More questions from Tater, but like always, these were good ones. “Gal’s got a thing about being closed in now, as you can imagine, so flying her up here was out of the question unless Watch was willing to sedate her. He was not. Her state of mind wasn’t conducive to alteration, so we compromised. Quickest way to get her here, since Fury was already there, was to drop her on the back of his bike.”
Back to you
Duck pulled up beside the ranch house, hands reaching automatically to shut off the engine. He winced as the pain hit him. Even normal, easy things are difficult with broken fingers, burns, and blisters, he thought. The porch light was on, and before he could step out of the truck, the front door had slammed open and Brenda was running towards him, arms pumping, head up to look at him. He stood up quickly, seeing fear on her face just before she hit his chest, driving him back against the bed of the truck.
“Jesus.” He gave a pained grunt, arms coming up to wrap around her
. “Bee, baby. Little Bee, what’s wrong?”
“The man on the phone said you found her.” She was gasping, sounding near tears and he cradled her to him, wrapping her up, reassuring her with the strength of his hold that he was here, with her. “He said your phone wasn’t working, so he called. Said you were okay.”

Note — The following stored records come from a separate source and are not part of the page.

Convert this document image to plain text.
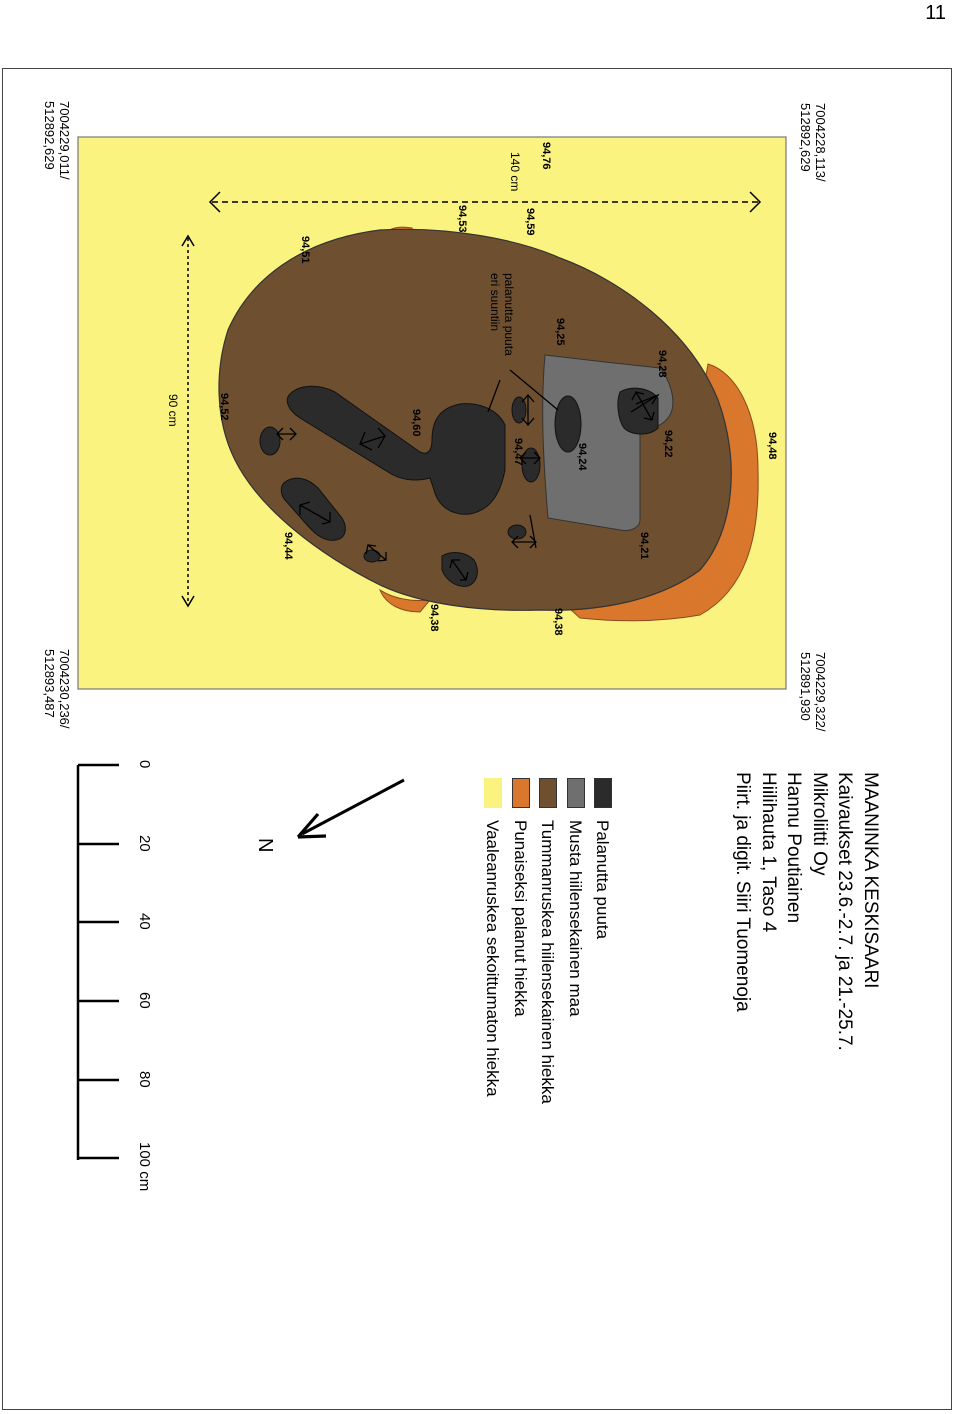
11
7004228,113/
512892,629
7004229,322/
512891,930
7004229,011/
512892,629
7004230,236/
512893,487
140 cm
90 cm
palanutta puuta
eri suuntiin
94,76
94,59
94,53
94,51
94,25
94,28
94,22	94,48
94,52
94,60
94,47	94,24
94,21
94,44
94,38	94,38
MAANINKA KESKISAARI
Kaivaukset 23.6.-2.7. ja 21.-25.7.
Mikroliitti Oy
Hannu Poutiainen
Hiilihauta 1, Taso 4
Piirt. ja digit. Siiri Tuomenoja
Palanutta puuta
Musta hiilensekainen maa
Tummanruskea hiilensekainen hiekka
Punaiseksi palanut hiekka
Vaaleanruskea sekoittumaton hiekka
N
0
20
40
60
80
100 cm
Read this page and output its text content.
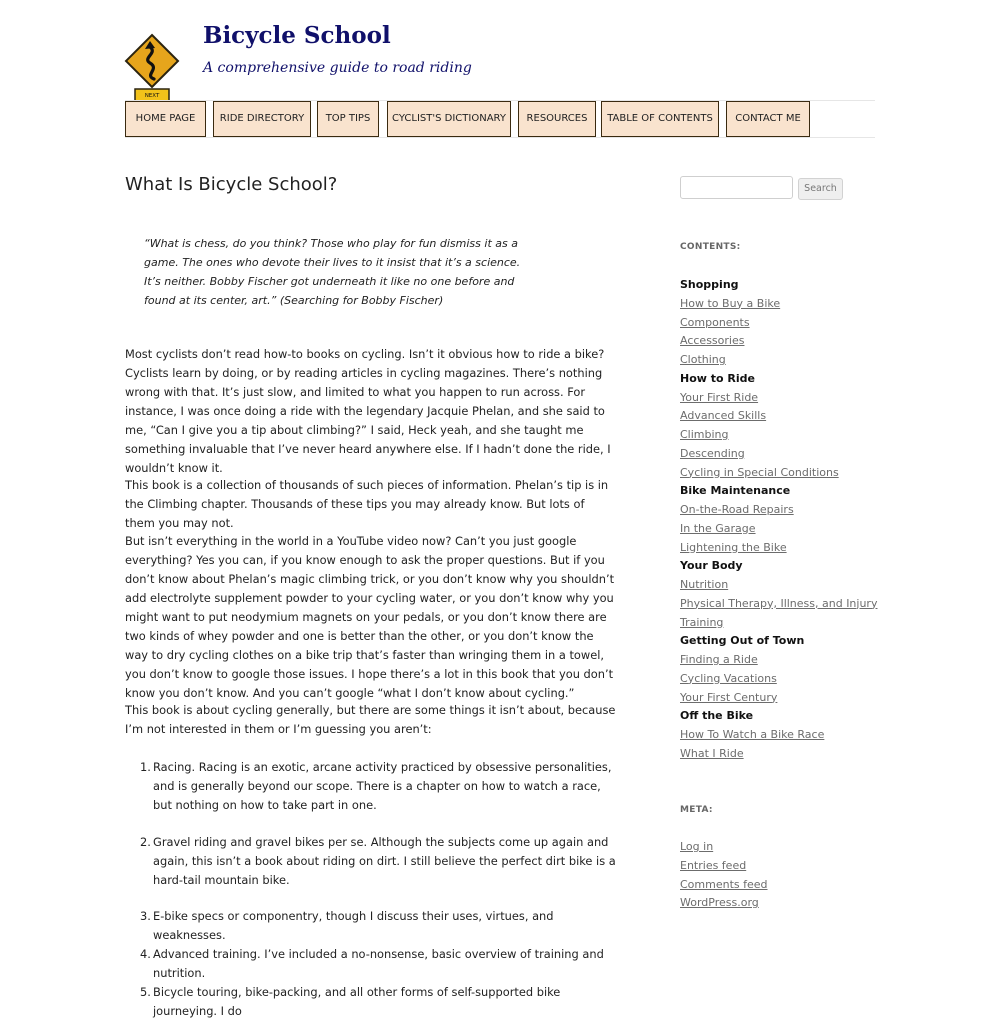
NEXT
Bicycle School
A comprehensive guide to road riding
HOME PAGE	RIDE DIRECTORY	TOP TIPS	CYCLIST'S DICTIONARY	RESOURCES	TABLE OF CONTENTS	CONTACT ME
What Is Bicycle School?
“What is chess, do you think? Those who play for fun dismiss it as a game. The ones who devote their lives to it insist that it’s a science. It’s neither. Bobby Fischer got underneath it like no one before and found at its center, art.” (Searching for Bobby Fischer)

Most cyclists don’t read how-to books on cycling. Isn’t it obvious how to ride a bike? Cyclists learn by doing, or by reading articles in cycling magazines. There’s nothing wrong with that. It’s just slow, and limited to what you happen to run across. For instance, I was once doing a ride with the legendary Jacquie Phelan, and she said to me, “Can I give you a tip about climbing?” I said, Heck yeah, and she taught me something invaluable that I’ve never heard anywhere else. If I hadn’t done the ride, I wouldn’t know it.

This book is a collection of thousands of such pieces of information. Phelan’s tip is in the Climbing chapter. Thousands of these tips you may already know. But lots of them you may not.

But isn’t everything in the world in a YouTube video now? Can’t you just google everything? Yes you can, if you know enough to ask the proper questions. But if you don’t know about Phelan’s magic climbing trick, or you don’t know why you shouldn’t add electrolyte supplement powder to your cycling water, or you don’t know why you might want to put neodymium magnets on your pedals, or you don’t know there are two kinds of whey powder and one is better than the other, or you don’t know the way to dry cycling clothes on a bike trip that’s faster than wringing them in a towel, you don’t know to google those issues. I hope there’s a lot in this book that you don’t know you don’t know. And you can’t google “what I don’t know about cycling.”

This book is about cycling generally, but there are some things it isn’t about, because I’m not interested in them or I’m guessing you aren’t:

1. Racing. Racing is an exotic, arcane activity practiced by obsessive personalities, and is generally beyond our scope. There is a chapter on how to watch a race, but nothing on how to take part in one.
2. Gravel riding and gravel bikes per se. Although the subjects come up again and again, this isn’t a book about riding on dirt. I still believe the perfect dirt bike is a hard-tail mountain bike.
3. E-bike specs or componentry, though I discuss their uses, virtues, and weaknesses.
4. Advanced training. I’ve included a no-nonsense, basic overview of training and nutrition.
5. Bicycle touring, bike-packing, and all other forms of self-supported bike journeying. I do
Search
CONTENTS:
Shopping
How to Buy a Bike
Components
Accessories
Clothing
How to Ride
Your First Ride
Advanced Skills
Climbing
Descending
Cycling in Special Conditions
Bike Maintenance
On-the-Road Repairs
In the Garage
Lightening the Bike
Your Body
Nutrition
Physical Therapy, Illness, and Injury
Training
Getting Out of Town
Finding a Ride
Cycling Vacations
Your First Century
Off the Bike
How To Watch a Bike Race
What I Ride
META:
Log in
Entries feed
Comments feed
WordPress.org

“Yeah, I am. Baby, hush now. I’m here.” Nuzzling the side of her head, he breathed her scent, filling his lungs with the freshness that was Brenda, soothed in ways he didn’t even understand just by holding her. “I’m okay. Myron called you, he told you the truth, baby. My phone got fried, so I had to get someone to ask him. I didn’t want to take the time and stop to replace it on the way because I wanted to be here, not listening to you on the phone. I wanted to be here, with you.”
“You’re okay?” The question was a whisper, her lips moving against his neck, her arms tightening around him, holding him close.
“Couple broke fingers, some surface damage, but nothing big. Nothing bad.” When she would have pulled back, he tightened his grip, keeping her in place, molded against him. “Be still, baby. Let me just…I wanted this. Let me have this for a minute.”
At his words, she subsided, melting back into him, her head resting on his shoulder. “You’re okay.” Said now with more confidence, he still reassured her.
“Yeah, baby. I’m okay. Gal’s okay, too. She’s on her way to my friends in Chicago. They’ll keep her safe.”
***
Twenty minutes later, Brenda walked beside him into the kitchen and when she saw him underneath the bright light, it felt like the room tilted, her stomach pitching in dismay. He had what looked like burns across his chin, cheeks, and forehead, blisters in the shape of fingerprints on his throat. And his hands…she sucked in a shocked breath.